Media Industry Newsletter reported that, as of Dec. 1, OK was up approximately 26 percent in ad pages over the previous year, to 695 pages. Brownridge will become a consultant to Northern & Shell, and chief financial officer Vince Ohanyan will take over as general manager. Before joining the company, Brownridge served as the head of Alpha Media after coming out of retirement on his farm. Richard Desmond, chairman of Northern & Shell, is supposedly returning to New York next week to reassess the business.
— Amy Wicks and S.D.S.
A NEW QUARTERLY: There has been speculation that Page Six Magazine wouldn’t survive the economic downturn, but as it turns out, the weekly magazine, published in the Sunday edition of The New York Post, will — just less frequently. The title now will become a quarterly, with the last edition of Page Six Magazine’s weekly edition appearing Feb. 15. The next issue will be published sometime this spring. Approximately 23 people will lose their jobs as a result, across all departments. Jennifer Jehn, senior vice president, said the company will revisit publishing the magazine more frequently if the ad market improves.
MORE BAD NEWS FOR AMI: American Media Inc. said Thursday it is in the process of performing impairment testing of its trade names and goodwill, and management may have to record between $200 million and $220 million in charges with respect to certain titles for the quarter ended Dec. 31. The company noted that impairment testing is not completed.
GISELE ALL OVER: Brands up and down the pricing spectrum are betting heavily on Gisele Bündchen this spring.
Bündchen is likely to be top of mind among consumers as rumors of an engagement to boyfriend and NFL quarterback Tom Brady (since denied) reached a fever pitch in the tabloids this week. But in the coming months, it may be impossible for consumers to escape her image, as Bündchen helms the spring ad campaigns of Dior, Versace, junior sportswear label Rampage and now, premium denim label True Religion. She also recently signed a multiyear contract to be the sole representative for Max Factor makeup in North America.
As reported in WWD Tuesday, Bündchen inked a one-year deal to be the new face of Iconix Brand Group’s Rampage label, taking over for Petra Nemcova. Now True Religion has picked her, as well.
“When you use a girl like Gisele, you’re trying to create the image of your brand and your product on her,” said Jeffrey Lubell, founder and chief executive officer of True Religion. “You want women to see how it looks on her and say, ‘I really want to look like that.’”

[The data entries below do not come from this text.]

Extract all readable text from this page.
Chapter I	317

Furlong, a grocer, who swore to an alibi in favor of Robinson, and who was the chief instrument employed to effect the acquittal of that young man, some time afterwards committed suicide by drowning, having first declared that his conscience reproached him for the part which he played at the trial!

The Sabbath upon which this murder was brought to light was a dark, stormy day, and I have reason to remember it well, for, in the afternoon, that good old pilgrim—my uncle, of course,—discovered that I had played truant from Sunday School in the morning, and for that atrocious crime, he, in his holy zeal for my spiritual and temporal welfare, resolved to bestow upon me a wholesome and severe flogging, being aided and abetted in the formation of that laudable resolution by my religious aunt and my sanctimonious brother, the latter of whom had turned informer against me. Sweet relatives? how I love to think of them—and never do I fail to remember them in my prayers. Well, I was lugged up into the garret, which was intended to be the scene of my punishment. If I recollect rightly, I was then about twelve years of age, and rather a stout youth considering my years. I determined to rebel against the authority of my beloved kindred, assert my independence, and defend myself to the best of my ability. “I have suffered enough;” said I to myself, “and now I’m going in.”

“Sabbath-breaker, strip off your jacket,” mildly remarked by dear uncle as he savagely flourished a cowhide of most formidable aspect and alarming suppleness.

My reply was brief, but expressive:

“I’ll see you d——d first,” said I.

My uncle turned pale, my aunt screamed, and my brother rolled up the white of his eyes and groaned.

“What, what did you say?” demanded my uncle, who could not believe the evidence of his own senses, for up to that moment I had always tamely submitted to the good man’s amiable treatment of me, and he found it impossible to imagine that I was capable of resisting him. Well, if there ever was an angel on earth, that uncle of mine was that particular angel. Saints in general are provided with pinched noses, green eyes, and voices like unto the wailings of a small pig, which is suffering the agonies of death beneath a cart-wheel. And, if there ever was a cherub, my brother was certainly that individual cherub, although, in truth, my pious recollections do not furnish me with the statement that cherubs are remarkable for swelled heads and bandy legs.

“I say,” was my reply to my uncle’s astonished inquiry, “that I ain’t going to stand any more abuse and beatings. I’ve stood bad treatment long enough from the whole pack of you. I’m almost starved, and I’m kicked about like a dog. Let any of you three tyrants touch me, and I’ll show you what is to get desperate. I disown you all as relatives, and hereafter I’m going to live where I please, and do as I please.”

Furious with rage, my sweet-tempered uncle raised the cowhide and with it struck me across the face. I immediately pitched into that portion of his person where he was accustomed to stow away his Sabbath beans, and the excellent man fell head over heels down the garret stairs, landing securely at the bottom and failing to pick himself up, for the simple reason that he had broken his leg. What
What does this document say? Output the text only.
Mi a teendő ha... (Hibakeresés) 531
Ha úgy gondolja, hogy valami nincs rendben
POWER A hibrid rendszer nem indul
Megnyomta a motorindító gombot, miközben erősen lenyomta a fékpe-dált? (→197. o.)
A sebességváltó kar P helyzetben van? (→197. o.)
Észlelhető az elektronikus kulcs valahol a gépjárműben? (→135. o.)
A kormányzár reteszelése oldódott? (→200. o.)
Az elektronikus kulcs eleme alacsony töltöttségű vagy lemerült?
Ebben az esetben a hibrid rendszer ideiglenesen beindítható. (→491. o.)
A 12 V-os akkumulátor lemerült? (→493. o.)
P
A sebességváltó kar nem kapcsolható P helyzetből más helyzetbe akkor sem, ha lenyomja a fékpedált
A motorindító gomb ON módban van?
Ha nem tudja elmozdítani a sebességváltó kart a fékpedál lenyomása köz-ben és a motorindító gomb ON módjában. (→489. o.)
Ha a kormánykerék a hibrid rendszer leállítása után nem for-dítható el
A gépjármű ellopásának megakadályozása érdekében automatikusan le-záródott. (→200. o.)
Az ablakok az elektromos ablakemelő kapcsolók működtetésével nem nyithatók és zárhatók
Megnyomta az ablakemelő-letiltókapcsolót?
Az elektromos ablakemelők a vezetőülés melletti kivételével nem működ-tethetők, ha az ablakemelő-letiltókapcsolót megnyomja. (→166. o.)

True Religion enlisted Nino Muñoz to shoot Bündchen on a Malibu beach wearing items from the new limited edition True Religion Vintage collection. The ads will begin running in magazines such as Vogue, Bazaar, Elle and Vanity Fair in March.
Lubell dismissed any concerns about Bündchen’s heavy exposure this season, adding that her versatility is precisely why brands are willing to pay a premium to get her.
“The way we style it and the way our product is compared to another brand’s product, it looks totally different,” said Lubell.
In addition to sharing Bündchen’s image in their campaigns, executives from True Religion and Rampage were quick to share their admiration for her work ethic and willingness to take an active role in crafting the campaigns.
“She practically ran the shoot. I didn’t need to be there,” said Lubell, who was impressed enough to point out, more than once, that Bündchen had driven herself to the shoot, arrived on time, introduced herself and launched herself into the collection.
— Ross Tucker
CORRECTION: A Memo Pad item on the closure of Domino on page 5 of WWD Thursday incorrectly stated that Country Living was one of several shelter titles to close in the last several months. The title, owned by Hearst Magazines, continues to publish.